Later, back at the main venue, all six members of Old Crow Medicine Show stood in a line across the front of the stage lost in a whirlwind of lightning-fast picking. In between songs, we overheard countrified banter and true, twangy Tennessee accents. Multiple strings from the bow of fiddle player Ketch Secor had broken in the fury of his performance; they dangled loosely like a wilted flower as he persevered until the end.

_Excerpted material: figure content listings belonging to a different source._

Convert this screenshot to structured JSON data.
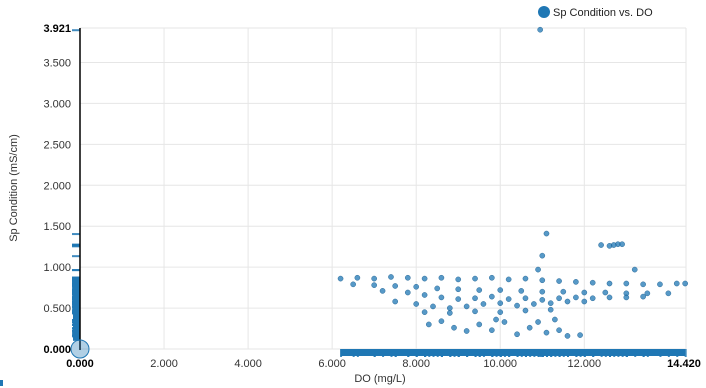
{
  "chart_data": {
    "type": "scatter",
    "title": "",
    "xlabel": "DO (mg/L)",
    "ylabel": "Sp Condition (mS/cm)",
    "xlim": [
      0.0,
      14.42
    ],
    "ylim": [
      0.0,
      3.921
    ],
    "grid": true,
    "legend_position": "top-right",
    "x_tick_labels": [
      "0.000",
      "2.000",
      "4.000",
      "6.000",
      "8.000",
      "10.000",
      "12.000",
      "14.420"
    ],
    "y_tick_labels": [
      "0.000",
      "0.500",
      "1.000",
      "1.500",
      "2.000",
      "2.500",
      "3.000",
      "3.500",
      "3.921"
    ],
    "series": [
      {
        "name": "Sp Condition vs. DO",
        "color": "#1f77b4",
        "points": [
          [
            6.2,
            0.86
          ],
          [
            6.6,
            0.87
          ],
          [
            7.0,
            0.86
          ],
          [
            7.4,
            0.88
          ],
          [
            7.8,
            0.87
          ],
          [
            8.2,
            0.86
          ],
          [
            8.6,
            0.87
          ],
          [
            9.0,
            0.85
          ],
          [
            9.4,
            0.86
          ],
          [
            9.8,
            0.87
          ],
          [
            10.2,
            0.85
          ],
          [
            10.6,
            0.86
          ],
          [
            11.0,
            0.84
          ],
          [
            11.4,
            0.83
          ],
          [
            11.8,
            0.82
          ],
          [
            12.2,
            0.81
          ],
          [
            12.6,
            0.8
          ],
          [
            13.0,
            0.8
          ],
          [
            13.4,
            0.79
          ],
          [
            13.8,
            0.79
          ],
          [
            14.2,
            0.8
          ],
          [
            14.4,
            0.8
          ],
          [
            6.5,
            0.79
          ],
          [
            7.0,
            0.78
          ],
          [
            7.5,
            0.77
          ],
          [
            8.0,
            0.76
          ],
          [
            8.5,
            0.74
          ],
          [
            9.0,
            0.73
          ],
          [
            9.5,
            0.72
          ],
          [
            10.0,
            0.72
          ],
          [
            10.5,
            0.71
          ],
          [
            11.0,
            0.7
          ],
          [
            11.5,
            0.7
          ],
          [
            12.0,
            0.69
          ],
          [
            12.5,
            0.69
          ],
          [
            13.0,
            0.68
          ],
          [
            13.5,
            0.68
          ],
          [
            14.0,
            0.68
          ],
          [
            7.2,
            0.71
          ],
          [
            7.8,
            0.69
          ],
          [
            8.2,
            0.66
          ],
          [
            8.6,
            0.63
          ],
          [
            9.0,
            0.61
          ],
          [
            9.4,
            0.62
          ],
          [
            9.8,
            0.64
          ],
          [
            10.2,
            0.61
          ],
          [
            10.6,
            0.62
          ],
          [
            11.0,
            0.6
          ],
          [
            11.4,
            0.62
          ],
          [
            11.8,
            0.63
          ],
          [
            12.2,
            0.62
          ],
          [
            12.6,
            0.63
          ],
          [
            13.0,
            0.63
          ],
          [
            13.4,
            0.64
          ],
          [
            7.5,
            0.58
          ],
          [
            8.0,
            0.55
          ],
          [
            8.4,
            0.52
          ],
          [
            8.8,
            0.5
          ],
          [
            9.2,
            0.52
          ],
          [
            9.6,
            0.55
          ],
          [
            10.0,
            0.56
          ],
          [
            10.4,
            0.53
          ],
          [
            10.8,
            0.55
          ],
          [
            11.2,
            0.56
          ],
          [
            11.6,
            0.58
          ],
          [
            12.0,
            0.58
          ],
          [
            8.2,
            0.45
          ],
          [
            8.8,
            0.44
          ],
          [
            9.4,
            0.46
          ],
          [
            10.0,
            0.45
          ],
          [
            10.6,
            0.47
          ],
          [
            11.2,
            0.48
          ],
          [
            8.3,
            0.3
          ],
          [
            8.6,
            0.34
          ],
          [
            8.9,
            0.26
          ],
          [
            9.2,
            0.22
          ],
          [
            9.5,
            0.3
          ],
          [
            9.8,
            0.23
          ],
          [
            10.1,
            0.33
          ],
          [
            10.4,
            0.18
          ],
          [
            10.7,
            0.26
          ],
          [
            10.9,
            0.33
          ],
          [
            11.1,
            0.2
          ],
          [
            11.4,
            0.23
          ],
          [
            11.6,
            0.16
          ],
          [
            11.9,
            0.17
          ],
          [
            9.9,
            0.36
          ],
          [
            11.3,
            0.36
          ],
          [
            10.9,
            0.97
          ],
          [
            11.1,
            1.41
          ],
          [
            11.0,
            1.14
          ],
          [
            12.6,
            1.26
          ],
          [
            12.8,
            1.28
          ],
          [
            12.9,
            1.28
          ],
          [
            12.4,
            1.27
          ],
          [
            12.7,
            1.27
          ],
          [
            13.2,
            0.97
          ],
          [
            10.95,
            3.9
          ]
        ]
      }
    ]
  }
}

Before an explosive set with Umphreys McGee, mayor of Masontown Lydia Main was brought on stage to deliver a personal message. She crept to the microphone and mistakenly greeted us to the 8th annual All Good. She then continued, “I’m sorry. I can do a lot of things in my town, but I can’t stop the rain.” Ironically enough, the intermittent drizzles practically ceased from that point forward. She continued to tell us how happy she was to host the festival in her town and told the entire audience to call her directly if they found trouble with the law. “Just not all at once,” she added.

  • Rob Staub Photography
  • Umphreys McGee

Umphreys McGee and Cornmeal played consecutive sets, both of which I watched with a satisfying closeness to the stage. With the exception of a few headlining acts (namely Further, Widespread Panic, and Bassnectar) I was repeatedly able to penetrate the crowd and find a viewing spot near the stage- a feat not easily possible at most music festivals. Furthermore, the advertised claim of “no overlapping sets” is completely legit. Two stages sat side by side. When one band concluded, the next began literally seconds later. The physical impact on the audience was a mere 45 degree shift of the body. Again, an awesomely exclusive attribute that gives All Good bragging rights over all other festivals.

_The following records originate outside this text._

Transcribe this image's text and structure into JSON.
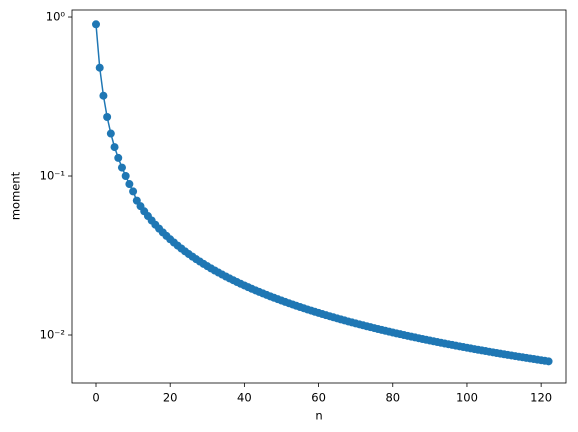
{
  "chart_data": {
    "type": "line",
    "xlabel": "n",
    "ylabel": "moment",
    "yscale": "log",
    "marker": "o",
    "xlim": [
      -6.47,
      126.7
    ],
    "ylim": [
      0.00499,
      1.107
    ],
    "xticks": [
      0,
      20,
      40,
      60,
      80,
      100,
      120
    ],
    "yticks": [
      {
        "value": 0.01,
        "label": "10⁻²"
      },
      {
        "value": 0.1,
        "label": "10⁻¹"
      },
      {
        "value": 1,
        "label": "10⁰"
      }
    ],
    "series": [
      {
        "color": "#1f77b4",
        "x": [
          0,
          1,
          2,
          3,
          4,
          5,
          6,
          7,
          8,
          9,
          10,
          11,
          12,
          13,
          14,
          15,
          16,
          17,
          18,
          19,
          20,
          21,
          22,
          23,
          24,
          25,
          26,
          27,
          28,
          29,
          30,
          31,
          32,
          33,
          34,
          35,
          36,
          37,
          38,
          39,
          40,
          41,
          42,
          43,
          44,
          45,
          46,
          47,
          48,
          49,
          50,
          51,
          52,
          53,
          54,
          55,
          56,
          57,
          58,
          59,
          60,
          61,
          62,
          63,
          64,
          65,
          66,
          67,
          68,
          69,
          70,
          71,
          72,
          73,
          74,
          75,
          76,
          77,
          78,
          79,
          80,
          81,
          82,
          83,
          84,
          85,
          86,
          87,
          88,
          89,
          90,
          91,
          92,
          93,
          94,
          95,
          96,
          97,
          98,
          99,
          100,
          101,
          102,
          103,
          104,
          105,
          106,
          107,
          108,
          109,
          110,
          111,
          112,
          113,
          114,
          115,
          116,
          117,
          118,
          119,
          120,
          121,
          122
        ],
        "values": [
          0.9,
          0.48,
          0.32,
          0.235,
          0.185,
          0.152,
          0.13,
          0.113,
          0.1,
          0.089,
          0.08,
          0.07,
          0.06462,
          0.06,
          0.056,
          0.0525,
          0.04941,
          0.04667,
          0.04421,
          0.042,
          0.04,
          0.03818,
          0.03652,
          0.035,
          0.0336,
          0.03231,
          0.03111,
          0.03,
          0.02897,
          0.028,
          0.0271,
          0.02625,
          0.02545,
          0.02471,
          0.024,
          0.02333,
          0.0227,
          0.02211,
          0.02154,
          0.021,
          0.02049,
          0.02,
          0.01953,
          0.01909,
          0.01867,
          0.01826,
          0.01787,
          0.0175,
          0.01714,
          0.0168,
          0.01647,
          0.01615,
          0.01585,
          0.01556,
          0.01527,
          0.015,
          0.01474,
          0.01448,
          0.01424,
          0.014,
          0.01377,
          0.01355,
          0.01333,
          0.01313,
          0.01292,
          0.01273,
          0.01254,
          0.01235,
          0.01217,
          0.012,
          0.01183,
          0.01167,
          0.01151,
          0.01135,
          0.0112,
          0.01105,
          0.01091,
          0.01077,
          0.01063,
          0.0105,
          0.01037,
          0.01024,
          0.01012,
          0.01,
          0.009882,
          0.009767,
          0.009655,
          0.009545,
          0.009438,
          0.009333,
          0.009231,
          0.00913,
          0.009032,
          0.008936,
          0.008842,
          0.00875,
          0.00866,
          0.008571,
          0.008485,
          0.0084,
          0.008317,
          0.008235,
          0.008155,
          0.008077,
          0.008,
          0.007925,
          0.00785,
          0.007778,
          0.007706,
          0.007636,
          0.007568,
          0.0075,
          0.007434,
          0.007368,
          0.007304,
          0.007241,
          0.007179,
          0.007119,
          0.007059,
          0.007,
          0.006942,
          0.006885,
          0.006829
        ]
      }
    ]
  }
}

Again distancing myself from The Grateful Dead, I stayed only for the beginning of the two hour Further set (featuring The Dead’s own Phil Lesh and Bob Weir). I used said block of time to return to camp and begin preparations for Bassnectar: drop off poncho, change into dry clothes, wash face, and dress body in glow sticks.

Bassnectar’s show was scheduled for a 1:45 a.m. start but, while rushing through the security check point, I observed white flashing lights synchronized with flying glow sticks and screaming fans; the show had gotten underway much earlier than anticipated. When I finally reached the concert field, the thick mass of people was barely navigable. The natural slope of the hill seemed much steeper in the dark and worked against me as I followed my group to an acceptable vantage point.

Lotus took the late-late-night timeslot after Bassnectar, playing from 2:45-4:15 in the morning. As expected, the band brought intense, club-inspired beats and a visually splintering light show. Lotus effectively acts as a bridge between electronic dance music and jam rock. My inner rager craved- no, required- the former in order to keep going but, alas, spacey soundscapes held more weight in their set composition. Midway through, it was time to call it a day. Almost.

En route to camp, my festival partner spied members of Greensky Bluegrass huddled in a circle on the main path. We stopped briefly to observe the portable, impromptu jam session. As promised during the close of their set earlier that day, the band was hanging at All Good for the weekend and could be found playing in the campgrounds almost any given time of the day.